If there are many response variables, you may consider grouping response variables via factor analysis. Be careful, however, as factor analysis can lead you to discard potentially meaningful sample variation, losing insight on relevant segmentation dimensions too early in the process. Appropriate use of factor analysis is a blend of art and science, and management should work closely with their analyst counterparts at this stage. 

Create Customer Segments via Cluster Analysis

Like factor analysis, determining the appropriate number of clusters given the data requires domain expertise and business judgment. There are trade-offs for choosing that number. On the extremes:

  • An individual customer could be a single segment, or 
  • the entire customer base could be a segment

Both extremes have apparent drawbacks. Creating too many segments will produce a significant overhead for all areas of the business. Aim for 3-4 segments in the targeting step, but your initial segmentation scheme may create more. Leverage the “Criteria for Effective Segments” discussed in the prior post and input from your data scientist to figure out what makes the most sense for you, given your data set. 

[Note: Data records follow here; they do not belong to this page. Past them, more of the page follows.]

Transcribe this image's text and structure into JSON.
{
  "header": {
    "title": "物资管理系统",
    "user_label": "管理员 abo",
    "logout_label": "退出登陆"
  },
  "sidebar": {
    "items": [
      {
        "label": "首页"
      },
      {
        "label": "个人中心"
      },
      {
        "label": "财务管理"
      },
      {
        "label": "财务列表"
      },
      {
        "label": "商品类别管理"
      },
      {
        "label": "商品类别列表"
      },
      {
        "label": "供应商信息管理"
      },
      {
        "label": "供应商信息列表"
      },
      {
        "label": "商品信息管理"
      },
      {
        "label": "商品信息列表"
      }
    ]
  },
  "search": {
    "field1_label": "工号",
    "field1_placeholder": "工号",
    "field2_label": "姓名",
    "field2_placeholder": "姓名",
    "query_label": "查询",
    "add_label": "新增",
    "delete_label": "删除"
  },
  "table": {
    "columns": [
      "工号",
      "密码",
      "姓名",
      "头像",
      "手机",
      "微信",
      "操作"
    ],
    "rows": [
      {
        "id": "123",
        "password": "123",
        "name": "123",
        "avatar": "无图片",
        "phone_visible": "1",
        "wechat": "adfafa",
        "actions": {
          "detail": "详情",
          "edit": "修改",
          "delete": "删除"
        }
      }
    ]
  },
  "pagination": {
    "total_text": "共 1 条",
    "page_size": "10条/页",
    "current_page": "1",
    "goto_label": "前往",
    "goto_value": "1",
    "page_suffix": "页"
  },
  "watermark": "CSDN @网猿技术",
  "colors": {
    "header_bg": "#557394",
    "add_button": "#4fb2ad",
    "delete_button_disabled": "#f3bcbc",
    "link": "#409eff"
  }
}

Tackling the full depth of cluster analysis is beyond the scope of this post. However, I like Market Research: The Process, Data, and Methods Using Stata for a clear step-by-step guide for performing this type of analysis.

Profile & Validate

Now Create Those Personas!

Personas are fictional user archetypes created to represent groups of customers who share common goals. As mentioned in the previous post, jumping into persona development without proper research will leave you with poor personas. But now, you have all the research to create personas that will be useful across the business. 

Create your personas by appending Observable profiling variables related to your segmentation data based upon customers’ JTBDs. For example, Industry Vertical, Company Size, User Role, or Geography can be helpful here. The goal is to translate the quantitative and statistical realm information into a common language that the rest of the business can understand. 

Before finalizing personas, distribute your created personas to the sales, product, and marketing teams to test your findings. For examples:

  • Can a salesperson categorize prospects based upon what you’ve produced? 
  • Can you work with Sales to create a simple set of qualifying questions to ask prospects if Observable criteria are insufficient?

At this point, you haven’t yet selected your target segment(s). You are purely validating that what you’ve come up with is realistic and valuable.

Much later in the pricing process, you will want to do a segmentation based upon cost-to-serve and work with the team to decide who you will target, but I will defer those for future posts!

*Note: I use customer segmentation and market segmentation interchangeably in this context. I’m not explicitly referring to your current customers when discussing customer segmentation, but instead all potential customers.